More striking than anything the Prime Minister said in our brief exchange was his behavior afterward. The Prime Ministerial residence outside of Kuala Lumpur is quite a bit more modest than one would expect — more in the style of a well-heeled gated villa in Miami-Dade than the southeast Asian palace of my own imagination — and it is well-appointed and cozy inside, with a decor of leatherbound books, Malaysian hardwoods, and various animals that the Prime Minister, a sporting man, has killed over the years. (He is rather proud of the latter: upon taking our leave, he made sure to grab my arm, point toward a magnificent pheasant in a glass case, and say, “I shot that!”) Adjacent to his office is a sort of library and reception room, to which we media types retired upon the conclusion of our PM time. We expected to eat breakfast with Badawi’s communications man, and then retreat to the warren of concrete and causeways that is Kuala Lumpur.

 

 

Off to the side of the room was a large table upon which were arrayed many bowls of Malay spices, and, to my confusion, a large tureen of ordinary porridge. What to do? “Let me show you,” said someone behind me, and I turned to see the Prime Minister reaching for the empty bowl in my hands. “You will not regret this,” he said, “This is my breakfast — a Malay breakfast.” He scooped a large serving of porridge into my bowl, and then proceeded to add heaping servings of the adjacent spices. “Roasted garlic,” he said, and then named the rest in Malay: a potpourri of green herbs, burgundy nuts, brilliant red chilis, and more. He stopped at the chilis, and shot me a look — “Do you want these?” Yes, I said. “You should not take on too much,” he announced, and gave me the tiniest serving.
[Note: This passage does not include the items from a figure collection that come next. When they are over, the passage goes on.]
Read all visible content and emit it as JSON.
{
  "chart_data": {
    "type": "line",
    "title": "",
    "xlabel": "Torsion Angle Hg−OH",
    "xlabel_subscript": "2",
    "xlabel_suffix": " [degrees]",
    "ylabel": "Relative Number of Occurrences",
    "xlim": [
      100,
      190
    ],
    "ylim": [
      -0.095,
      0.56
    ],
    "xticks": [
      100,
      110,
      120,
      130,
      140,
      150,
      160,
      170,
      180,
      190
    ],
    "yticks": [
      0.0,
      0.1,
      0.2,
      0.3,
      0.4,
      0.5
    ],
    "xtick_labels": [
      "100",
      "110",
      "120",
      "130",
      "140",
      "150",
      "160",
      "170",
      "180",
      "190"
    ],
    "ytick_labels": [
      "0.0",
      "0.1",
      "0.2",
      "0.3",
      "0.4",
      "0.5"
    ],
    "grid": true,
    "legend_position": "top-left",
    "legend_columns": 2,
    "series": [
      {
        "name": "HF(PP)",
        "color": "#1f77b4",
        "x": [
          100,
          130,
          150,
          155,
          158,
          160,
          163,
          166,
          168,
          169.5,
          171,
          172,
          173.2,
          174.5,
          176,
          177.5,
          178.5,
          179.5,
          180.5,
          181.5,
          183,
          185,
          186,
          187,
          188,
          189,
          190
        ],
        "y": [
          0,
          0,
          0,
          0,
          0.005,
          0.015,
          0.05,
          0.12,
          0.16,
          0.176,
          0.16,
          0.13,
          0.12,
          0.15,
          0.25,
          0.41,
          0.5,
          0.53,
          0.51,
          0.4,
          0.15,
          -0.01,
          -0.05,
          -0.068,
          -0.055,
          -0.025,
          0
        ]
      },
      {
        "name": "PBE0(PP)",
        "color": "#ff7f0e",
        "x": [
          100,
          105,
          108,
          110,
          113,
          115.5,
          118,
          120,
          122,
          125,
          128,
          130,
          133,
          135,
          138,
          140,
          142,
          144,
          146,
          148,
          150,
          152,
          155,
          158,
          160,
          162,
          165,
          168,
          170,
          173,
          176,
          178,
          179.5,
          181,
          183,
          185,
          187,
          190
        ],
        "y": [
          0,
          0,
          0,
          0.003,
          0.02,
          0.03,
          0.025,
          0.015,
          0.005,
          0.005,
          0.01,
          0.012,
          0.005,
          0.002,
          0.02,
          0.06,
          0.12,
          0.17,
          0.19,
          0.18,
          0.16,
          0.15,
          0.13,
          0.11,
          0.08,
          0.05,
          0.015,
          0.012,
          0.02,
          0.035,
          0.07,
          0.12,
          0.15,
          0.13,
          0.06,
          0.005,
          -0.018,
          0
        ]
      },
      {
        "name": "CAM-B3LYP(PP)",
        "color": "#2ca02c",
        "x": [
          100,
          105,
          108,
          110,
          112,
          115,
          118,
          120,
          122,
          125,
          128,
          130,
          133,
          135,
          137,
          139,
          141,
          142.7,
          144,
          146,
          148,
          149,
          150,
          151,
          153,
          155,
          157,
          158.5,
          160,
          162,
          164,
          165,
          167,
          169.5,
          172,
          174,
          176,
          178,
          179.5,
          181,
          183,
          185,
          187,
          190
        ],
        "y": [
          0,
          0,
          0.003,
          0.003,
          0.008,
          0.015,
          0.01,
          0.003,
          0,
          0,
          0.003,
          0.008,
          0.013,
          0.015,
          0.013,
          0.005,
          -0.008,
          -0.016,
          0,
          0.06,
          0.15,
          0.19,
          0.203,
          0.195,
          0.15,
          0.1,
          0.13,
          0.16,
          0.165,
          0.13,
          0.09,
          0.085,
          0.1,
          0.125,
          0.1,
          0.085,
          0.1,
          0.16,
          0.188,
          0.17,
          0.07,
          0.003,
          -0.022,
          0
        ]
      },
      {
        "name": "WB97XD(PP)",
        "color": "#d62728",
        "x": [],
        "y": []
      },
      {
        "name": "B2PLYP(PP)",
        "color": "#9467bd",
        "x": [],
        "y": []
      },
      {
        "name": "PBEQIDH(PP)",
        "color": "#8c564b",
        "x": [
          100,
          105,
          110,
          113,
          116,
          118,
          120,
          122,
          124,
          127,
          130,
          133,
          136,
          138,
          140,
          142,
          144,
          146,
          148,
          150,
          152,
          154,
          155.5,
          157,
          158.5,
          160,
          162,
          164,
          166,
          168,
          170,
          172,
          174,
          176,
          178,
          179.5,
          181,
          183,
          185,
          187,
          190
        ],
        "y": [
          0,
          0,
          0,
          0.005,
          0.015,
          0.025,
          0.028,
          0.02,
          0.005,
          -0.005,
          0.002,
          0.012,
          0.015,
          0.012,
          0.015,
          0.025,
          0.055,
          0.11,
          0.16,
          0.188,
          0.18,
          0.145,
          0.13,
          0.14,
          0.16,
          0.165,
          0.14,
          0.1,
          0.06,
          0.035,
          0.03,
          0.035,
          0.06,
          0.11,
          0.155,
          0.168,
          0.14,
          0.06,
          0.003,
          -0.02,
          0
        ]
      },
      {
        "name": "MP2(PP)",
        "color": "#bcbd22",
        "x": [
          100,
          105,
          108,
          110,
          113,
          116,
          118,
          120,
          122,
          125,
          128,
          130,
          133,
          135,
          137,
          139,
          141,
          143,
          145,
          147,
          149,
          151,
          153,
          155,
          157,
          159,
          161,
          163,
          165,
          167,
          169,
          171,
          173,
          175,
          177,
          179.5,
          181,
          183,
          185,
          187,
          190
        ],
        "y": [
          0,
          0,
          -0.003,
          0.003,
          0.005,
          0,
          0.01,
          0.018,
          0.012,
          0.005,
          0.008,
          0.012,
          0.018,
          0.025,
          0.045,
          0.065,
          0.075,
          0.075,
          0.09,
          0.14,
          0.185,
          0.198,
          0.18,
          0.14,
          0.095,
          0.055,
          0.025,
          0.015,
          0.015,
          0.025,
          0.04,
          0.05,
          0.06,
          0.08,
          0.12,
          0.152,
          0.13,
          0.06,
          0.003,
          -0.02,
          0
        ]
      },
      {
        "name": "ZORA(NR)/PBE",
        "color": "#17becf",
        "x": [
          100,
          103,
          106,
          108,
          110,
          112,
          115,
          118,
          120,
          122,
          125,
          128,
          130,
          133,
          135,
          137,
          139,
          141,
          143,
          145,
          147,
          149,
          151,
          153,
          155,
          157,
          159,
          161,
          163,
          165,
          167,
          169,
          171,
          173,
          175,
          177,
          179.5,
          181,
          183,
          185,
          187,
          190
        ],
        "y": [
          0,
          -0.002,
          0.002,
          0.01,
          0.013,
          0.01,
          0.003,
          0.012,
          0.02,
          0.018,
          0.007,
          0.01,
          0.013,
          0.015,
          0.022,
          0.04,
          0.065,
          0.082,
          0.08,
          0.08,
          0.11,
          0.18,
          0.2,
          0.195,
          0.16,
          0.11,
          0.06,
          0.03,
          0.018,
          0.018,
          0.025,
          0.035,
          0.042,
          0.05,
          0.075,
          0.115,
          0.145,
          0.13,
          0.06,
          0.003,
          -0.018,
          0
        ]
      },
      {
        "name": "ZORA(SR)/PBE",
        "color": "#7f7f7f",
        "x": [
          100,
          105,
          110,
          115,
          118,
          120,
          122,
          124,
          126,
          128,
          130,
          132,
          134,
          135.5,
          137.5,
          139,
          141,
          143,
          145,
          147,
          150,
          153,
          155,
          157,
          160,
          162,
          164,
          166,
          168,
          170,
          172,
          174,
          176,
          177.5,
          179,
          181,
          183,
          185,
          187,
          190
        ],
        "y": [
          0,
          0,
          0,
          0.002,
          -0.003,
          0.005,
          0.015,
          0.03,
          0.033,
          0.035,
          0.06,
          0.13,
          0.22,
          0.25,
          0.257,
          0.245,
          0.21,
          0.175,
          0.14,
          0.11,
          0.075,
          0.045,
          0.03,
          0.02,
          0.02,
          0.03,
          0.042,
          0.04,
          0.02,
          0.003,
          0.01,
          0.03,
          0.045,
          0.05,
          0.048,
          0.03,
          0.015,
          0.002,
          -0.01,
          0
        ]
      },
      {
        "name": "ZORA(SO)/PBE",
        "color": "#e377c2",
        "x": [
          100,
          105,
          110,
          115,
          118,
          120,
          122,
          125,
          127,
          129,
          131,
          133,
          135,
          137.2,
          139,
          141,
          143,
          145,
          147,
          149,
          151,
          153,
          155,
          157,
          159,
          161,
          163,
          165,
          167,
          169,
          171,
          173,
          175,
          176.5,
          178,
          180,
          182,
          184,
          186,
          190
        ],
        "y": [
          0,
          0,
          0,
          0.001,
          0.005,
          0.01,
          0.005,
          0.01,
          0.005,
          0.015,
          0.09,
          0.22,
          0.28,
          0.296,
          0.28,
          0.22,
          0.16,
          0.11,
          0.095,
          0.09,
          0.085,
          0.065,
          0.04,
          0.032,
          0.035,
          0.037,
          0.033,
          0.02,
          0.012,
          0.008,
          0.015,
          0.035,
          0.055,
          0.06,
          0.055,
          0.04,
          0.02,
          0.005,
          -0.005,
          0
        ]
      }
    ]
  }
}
Finally, he squeezed a lime over it all, handed me the bowl, and told me to mix it up.

 

I did, trying not to look dubious. I took a bite of the multihued, Malay-spiced porridge. It was the most delicious breakfast dish I have ever tasted. “Malay breakfast!” exclaimed the smiling Prime Minister. The rush to replicate the concoction began, and my own breakfast was delayed as I assisted several media members in creating their own Prime Ministerial porridge.

 

What’s the purpose in relating anecdotes like these? Some do it because it illustrates to others their casual closeness to the holders of power, but I like to think that Calvin would remind me that I get served breakfast by a head of state through grace rather than merit. In that light, it’s useful as a humanizing corrective to the usual media scrum that surrounds public figures. Whatever one thinks of Dato’ Seri Abdullah bin Haji Ahmad Badawi, know that as a man he is kind and approachable — and he makes a fantastic porridge.